Trusted Advisor is another service of AWS that checks the 4 pillars of the Well Architected Framework for you. It is a tool that is more detailed for business accounts. Please remember that the best interface between internet and your computational power is to set CloudFront at the entrance of your VPC, to make it point to a Load Balancer and only this can address your servers.
For costs you can use online resources like S3 Simple Calculator.

To achieve a Large Scale Design Pattern you must follow these rules:

  • use floating IP address from one instance to another when needed
  • share the state of your application in a DB (or in ElastiCache)
  • use scheduled scale-out when you know that your service have peaks
  • eventually use Job Observed Pattern (meaning to scale your instances based on how full are your queues)
  • bootstrap instance

Last service worth to mention is Kinesis. Kinesis is a streaming service very similar to a queue. The main difference is that its messages are lost after a certain amount of time (usually 24 hours, but this could be set also in SQS) and each message is not removed after the first consumer reads it, so every new consumer can start from the beginning of the queue.
If you need to make a visual representation of your architecture on AWS to speak among architect, you may want to use an external service like CloudCraft. And this basically ended the course. I had anyway time, after the final LAB, to ask a couple of comparisons to the teacher, other than the one between Kinesis and SQS.

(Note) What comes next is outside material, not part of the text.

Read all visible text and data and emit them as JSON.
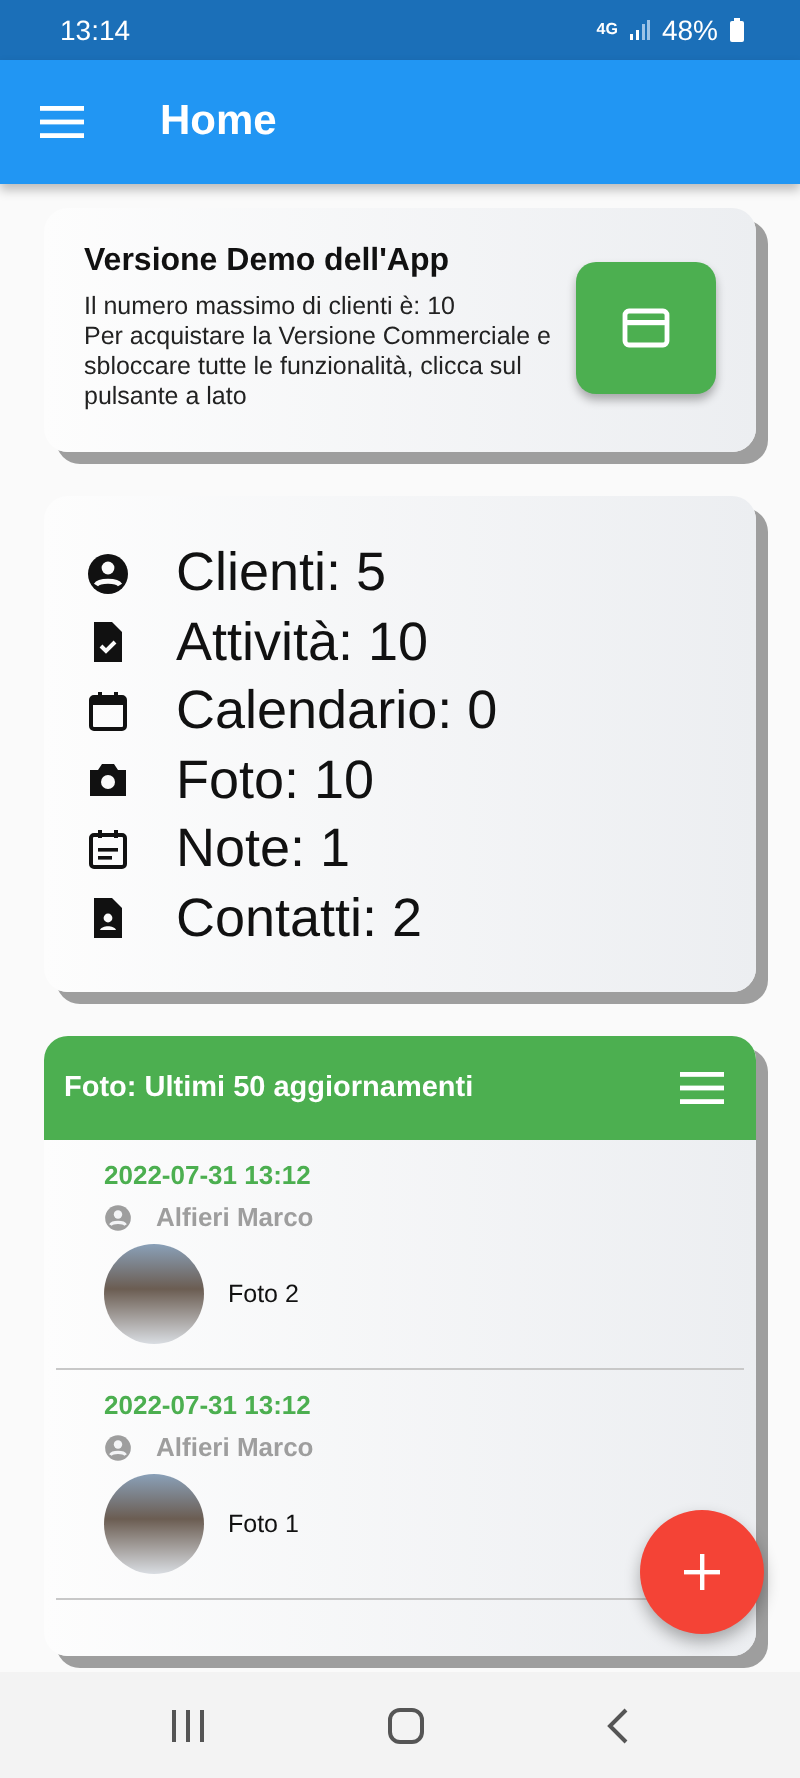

Comparison between Route 53 and Load Balancers: ELB is invoked for every single request and routes any single packet while Route 53 is invoked only at the beginning of a session to resolve to which IP a domain name must be contacted, and the following requests are directly sent to the IP.

Comparison between Nat Box (Nat Gateway) and Internet Gateway: Nat boxes are used only from your net to reach the internet, they don’t allow incoming traffic to be established and initiated from outside. Nat boxes are then useful to let your instances contact internet (for downloading OS updates for example, or even better to access AWS services that are available only through the internet). Internet Gateways are exposing all a (public) subnet to the internet both for incoming and outgoing traffic. Anyway it is a best practice to expose only ELBs also because they are managed and they have powerful capabilities like SSH Handshake.

The teacher remembered, at the end, the service CodeStar that take care of the development pipeline.